If the graph has a particularly simple structure with high symmetry then it might be easy to find eigenvectors. Think of an eigenvector for $\lambda$ as a decoration of each vertex $u$ with a weight $w(u)$ so that the neighbors of $u$ have weights which add to $\lambda w(u).$ Call $u$ a $k$-vertex if $w(u)=k$

Negative Example Let me try to make a graph regular of degree $3$ with $1$ as a hidden eigenvalue. Here is a simple attempt with a slightly more complicated one at the end: Start with two groups of $m$ vertices labelled $1$ and $m$ labeled $-1$. Connect each one to two with the same label and one with the other (so cover each set with cycles of various sizes and have a random matching across.) I think that you might have a hard time finding my eigenvector (or any other for eigenvalue $1$), even If I gave you all the information above. You would just have to find the right split into two $m$ vertex halves but there are many possibilities. If I am wrong, then some similar flavor construction might be very hard. I give a more complicated one at the end.

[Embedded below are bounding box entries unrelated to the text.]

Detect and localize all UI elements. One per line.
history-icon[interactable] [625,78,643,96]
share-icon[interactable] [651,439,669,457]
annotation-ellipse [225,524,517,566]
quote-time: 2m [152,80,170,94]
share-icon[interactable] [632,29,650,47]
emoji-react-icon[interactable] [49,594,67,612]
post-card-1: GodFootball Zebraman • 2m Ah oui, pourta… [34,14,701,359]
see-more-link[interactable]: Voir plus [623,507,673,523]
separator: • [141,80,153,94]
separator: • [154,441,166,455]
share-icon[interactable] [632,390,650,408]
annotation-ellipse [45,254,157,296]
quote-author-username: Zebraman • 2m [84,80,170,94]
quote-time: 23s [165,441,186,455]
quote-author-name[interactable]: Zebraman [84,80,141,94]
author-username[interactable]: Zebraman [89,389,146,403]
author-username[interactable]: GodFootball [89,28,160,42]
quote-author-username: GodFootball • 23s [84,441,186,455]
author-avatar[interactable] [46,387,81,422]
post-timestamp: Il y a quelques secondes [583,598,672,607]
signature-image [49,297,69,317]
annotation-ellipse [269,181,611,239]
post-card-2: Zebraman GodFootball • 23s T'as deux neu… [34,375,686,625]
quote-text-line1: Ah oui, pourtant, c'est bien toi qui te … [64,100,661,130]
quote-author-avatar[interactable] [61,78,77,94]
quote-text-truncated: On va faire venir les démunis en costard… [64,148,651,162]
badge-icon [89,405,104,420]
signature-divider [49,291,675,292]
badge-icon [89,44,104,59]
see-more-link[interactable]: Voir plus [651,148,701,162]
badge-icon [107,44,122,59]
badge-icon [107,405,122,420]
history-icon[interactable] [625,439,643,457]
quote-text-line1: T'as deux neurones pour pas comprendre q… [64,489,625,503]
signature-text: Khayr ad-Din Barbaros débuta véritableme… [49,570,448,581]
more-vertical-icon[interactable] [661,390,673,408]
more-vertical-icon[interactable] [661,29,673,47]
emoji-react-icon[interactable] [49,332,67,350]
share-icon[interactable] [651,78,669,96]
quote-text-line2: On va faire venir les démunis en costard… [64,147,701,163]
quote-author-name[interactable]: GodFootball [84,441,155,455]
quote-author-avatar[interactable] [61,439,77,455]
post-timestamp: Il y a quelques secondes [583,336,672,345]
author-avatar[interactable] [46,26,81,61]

Positive examples In the other direction let us think of some nice graphs which might have $1$ as an eigenvalue. What about a cycle? Maybe we could have entries $0,1,-1$ with each $0$-vertex connected to $[-1,1]$ and each $x$-vertex connected to $[0,x]$ for $x=\pm 1$. That is easy to acheive if there are $3m$ vertices. How about a cube? Maybe weights $1,-1$ with each $x$-vertex connected to $[x,x,-x].$ Also easy. Similar things can be attempted for other $3$-regular graphs with an even number of vertices. This is basically my negative example except that a graph automorphism might make a good split obvious.

Another attempt at a hidden eigenvector: I'll start with no edges but $2a+2b+2c$ decorated vertices: $a$ each $\pm 1$, $b$ each $\pm 3$, $c$ each $\pm 9.$ A $3$-vertex five possible neighbor configurations: $[1,1,1],[1,-1,3],[3,3,-3],[3,9,-9],[-3,-3,9]$. A $9$-vertex has four: $[1,-1,9],[3,-3,9],[9,9,-9],[3,3,3]$ and a $1$-vertex also has four: $[1,1,-1],[1,3,-3],[1,9,-9],[-1,-1,3].$ So throw in a healthy number of each with no apparent pattern. This can be done randomly then adjusted (if you fail, start over.) Or we could specify feasible counts for the $18$ or $36$ possible four vertex stars and work from there.